While rangers stood at the various entrance gates at the park yesterday, the park’s public relations and communications officer, William Mabasa, said contingency plans were in place to protect the park from poachers.

An estimated 240 park’s staff, the majority of whom are rangers, are striking over wage disparities, with their notice to strike saying the action would continue until such time as their demands were met. Mabasa said negotiations had deadlocked.

The issue of rhino poaching was taken to a new level as Zimbabwean artist Dolfi Stoki released a controversial painting on to the international art market to raise awareness of the plight of rhino.

The work depicts a South African R10 note, which features a rhino, but this time the rhino has its horn hacked off.

A passionate conservationist, Stoki said: “I found the idea of sitting down and painting a freshly poached rhino utterly abhorrent.

“It was only after playing with my son, who turns two in March, did the realisation hit home that the way things are going, there may not be many rhinos left in the wild.
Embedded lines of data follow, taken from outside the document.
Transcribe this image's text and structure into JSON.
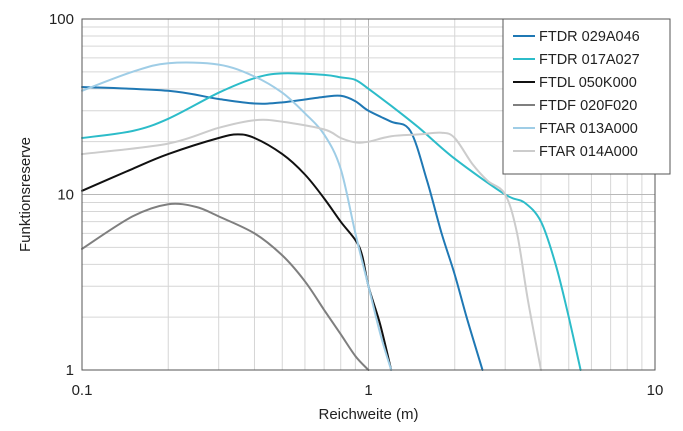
{
  "chart_data": {
    "type": "line",
    "title": "",
    "xlabel": "Reichweite (m)",
    "ylabel": "Funktionsreserve",
    "xscale": "log",
    "yscale": "log",
    "xlim": [
      0.1,
      10
    ],
    "ylim": [
      1,
      100
    ],
    "x_ticks": [
      {
        "value": 0.1,
        "label": "0.1"
      },
      {
        "value": 1,
        "label": "1"
      },
      {
        "value": 10,
        "label": "10"
      }
    ],
    "y_ticks": [
      {
        "value": 1,
        "label": "1"
      },
      {
        "value": 10,
        "label": "10"
      },
      {
        "value": 100,
        "label": "100"
      }
    ],
    "grid": true,
    "legend_position": "top-right",
    "series": [
      {
        "name": "FTDR 029A046",
        "color": "#1f78b4",
        "points": [
          [
            0.1,
            41
          ],
          [
            0.2,
            39
          ],
          [
            0.3,
            35
          ],
          [
            0.4,
            33
          ],
          [
            0.5,
            33.5
          ],
          [
            0.7,
            36
          ],
          [
            0.8,
            36.5
          ],
          [
            0.9,
            34
          ],
          [
            1.0,
            30
          ],
          [
            1.2,
            26
          ],
          [
            1.4,
            23
          ],
          [
            1.6,
            12
          ],
          [
            1.8,
            6
          ],
          [
            2.0,
            3.5
          ],
          [
            2.2,
            2
          ],
          [
            2.5,
            1
          ]
        ]
      },
      {
        "name": "FTDR 017A027",
        "color": "#2cbcc9",
        "points": [
          [
            0.1,
            21
          ],
          [
            0.15,
            23
          ],
          [
            0.2,
            27
          ],
          [
            0.3,
            38
          ],
          [
            0.4,
            46
          ],
          [
            0.5,
            49
          ],
          [
            0.7,
            48
          ],
          [
            0.8,
            46.5
          ],
          [
            0.9,
            45
          ],
          [
            1.0,
            40
          ],
          [
            1.2,
            32
          ],
          [
            1.5,
            24
          ],
          [
            2.0,
            16
          ],
          [
            3.0,
            10
          ],
          [
            3.5,
            9
          ],
          [
            4.0,
            7
          ],
          [
            4.5,
            4
          ],
          [
            5.0,
            2
          ],
          [
            5.5,
            1
          ]
        ]
      },
      {
        "name": "FTDL 050K000",
        "color": "#111111",
        "points": [
          [
            0.1,
            10.5
          ],
          [
            0.15,
            14
          ],
          [
            0.2,
            17
          ],
          [
            0.3,
            21
          ],
          [
            0.35,
            22
          ],
          [
            0.4,
            21
          ],
          [
            0.5,
            17
          ],
          [
            0.6,
            13
          ],
          [
            0.7,
            9.5
          ],
          [
            0.8,
            7
          ],
          [
            0.9,
            5.5
          ],
          [
            0.95,
            4.5
          ],
          [
            1.0,
            3
          ],
          [
            1.1,
            1.8
          ],
          [
            1.2,
            1
          ]
        ]
      },
      {
        "name": "FTDF 020F020",
        "color": "#7f7f7f",
        "points": [
          [
            0.1,
            4.9
          ],
          [
            0.15,
            7.5
          ],
          [
            0.2,
            8.8
          ],
          [
            0.25,
            8.5
          ],
          [
            0.3,
            7.5
          ],
          [
            0.4,
            6
          ],
          [
            0.5,
            4.5
          ],
          [
            0.6,
            3.2
          ],
          [
            0.7,
            2.2
          ],
          [
            0.8,
            1.6
          ],
          [
            0.9,
            1.2
          ],
          [
            1.0,
            1
          ]
        ]
      },
      {
        "name": "FTAR 013A000",
        "color": "#9fcde6",
        "points": [
          [
            0.1,
            39
          ],
          [
            0.15,
            50
          ],
          [
            0.2,
            56
          ],
          [
            0.3,
            55
          ],
          [
            0.4,
            47
          ],
          [
            0.5,
            38
          ],
          [
            0.6,
            29
          ],
          [
            0.7,
            22
          ],
          [
            0.8,
            14
          ],
          [
            0.9,
            6
          ],
          [
            1.0,
            3
          ],
          [
            1.1,
            1.6
          ],
          [
            1.2,
            1
          ]
        ]
      },
      {
        "name": "FTAR 014A000",
        "color": "#cccccc",
        "points": [
          [
            0.1,
            17
          ],
          [
            0.2,
            19.5
          ],
          [
            0.3,
            24
          ],
          [
            0.4,
            26.5
          ],
          [
            0.5,
            26
          ],
          [
            0.7,
            23.5
          ],
          [
            0.8,
            21
          ],
          [
            0.9,
            19.8
          ],
          [
            1.0,
            20
          ],
          [
            1.2,
            21.5
          ],
          [
            1.5,
            22
          ],
          [
            1.8,
            22.5
          ],
          [
            2.0,
            21
          ],
          [
            2.3,
            15
          ],
          [
            2.6,
            12
          ],
          [
            3.0,
            10
          ],
          [
            3.3,
            6
          ],
          [
            3.6,
            2.5
          ],
          [
            4.0,
            1
          ]
        ]
      }
    ]
  }
}
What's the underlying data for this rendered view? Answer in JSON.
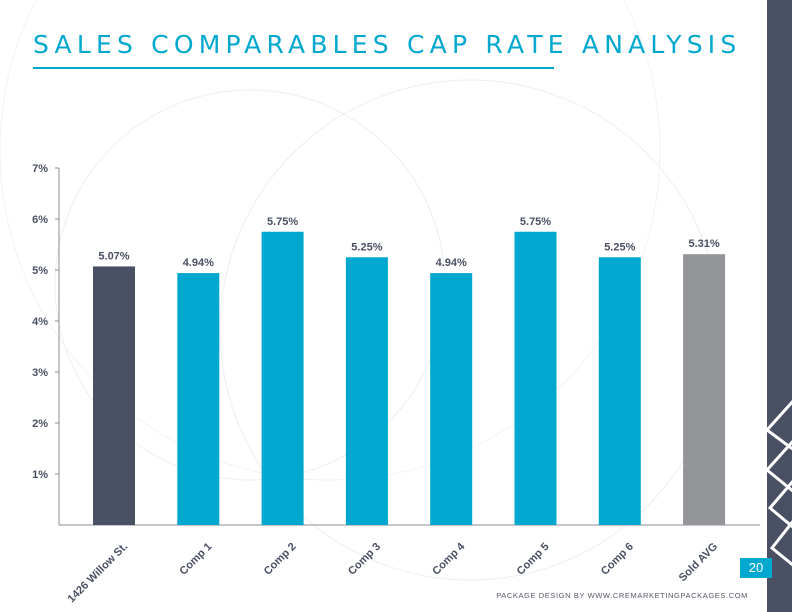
{
  "title": "SALES COMPARABLES CAP RATE ANALYSIS",
  "page_number": "20",
  "footer_credit": "PACKAGE DESIGN BY WWW.CREMARKETINGPACKAGES.COM",
  "colors": {
    "accent": "#00a8d0",
    "subject": "#4a5063",
    "average": "#939598",
    "sidebar": "#4a5063"
  },
  "chart_data": {
    "type": "bar",
    "categories": [
      "1426 Willow St.",
      "Comp 1",
      "Comp 2",
      "Comp 3",
      "Comp 4",
      "Comp 5",
      "Comp 6",
      "Sold AVG"
    ],
    "values": [
      5.07,
      4.94,
      5.75,
      5.25,
      4.94,
      5.75,
      5.25,
      5.31
    ],
    "data_labels": [
      "5.07%",
      "4.94%",
      "5.75%",
      "5.25%",
      "4.94%",
      "5.75%",
      "5.25%",
      "5.31%"
    ],
    "bar_colors": [
      "#4a5063",
      "#00a8d0",
      "#00a8d0",
      "#00a8d0",
      "#00a8d0",
      "#00a8d0",
      "#00a8d0",
      "#939598"
    ],
    "yticks": [
      {
        "value": 1,
        "label": "1%"
      },
      {
        "value": 2,
        "label": "2%"
      },
      {
        "value": 3,
        "label": "3%"
      },
      {
        "value": 4,
        "label": "4%"
      },
      {
        "value": 5,
        "label": "5%"
      },
      {
        "value": 6,
        "label": "6%"
      },
      {
        "value": 7,
        "label": "7%"
      }
    ],
    "ylim": [
      0,
      7
    ],
    "grid": false,
    "legend": "none"
  }
}
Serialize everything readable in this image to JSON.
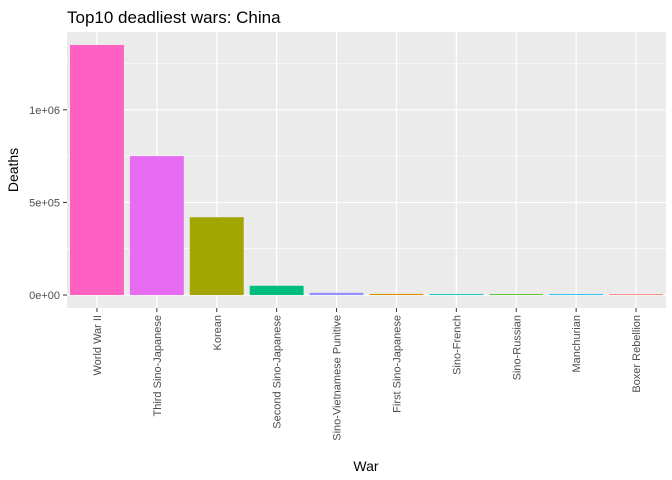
{
  "chart_data": {
    "type": "bar",
    "title": "Top10 deadliest wars:  China",
    "xlabel": "War",
    "ylabel": "Deaths",
    "categories": [
      "World War II",
      "Third Sino-Japanese",
      "Korean",
      "Second Sino-Japanese",
      "Sino-Vietnamese Punitive",
      "First Sino-Japanese",
      "Sino-French",
      "Sino-Russian",
      "Manchurian",
      "Boxer Rebellion"
    ],
    "values": [
      1350000,
      750000,
      420000,
      50000,
      12000,
      6000,
      5000,
      1200,
      800,
      500
    ],
    "colors": [
      "#FF61C3",
      "#E76BF3",
      "#A3A500",
      "#00BF7D",
      "#9590FF",
      "#D89000",
      "#00BFC4",
      "#39B600",
      "#00B0F6",
      "#F8766D"
    ],
    "ylim": [
      -70000,
      1420000
    ],
    "yticks": [
      0,
      500000,
      1000000
    ],
    "ytick_labels": [
      "0e+00",
      "5e+05",
      "1e+06"
    ],
    "legend": "none",
    "grid": true,
    "panel_background": "#EBEBEB",
    "grid_color": "#FFFFFF"
  }
}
I want my son and his generation to have the privilege I had,” Stoki said of his motivation.

“Using the R10 rand note as the carrier of the message was ideal, the rhino was already there – I wanted to show people what a rhino looks like without the horn. I wanted to make a bold, powerful statement, money, blood... poaching. It is a gruesome image, and sadly it is also the reality”.

Also this week, the first heavy sentences for rhino poaching in South Africa were handed down, when three Mozambican nationals appearing in the Phalaborwa Regional Court were given 25 years after being found guilty of illegally hunting rhinos in the Kruger National Park.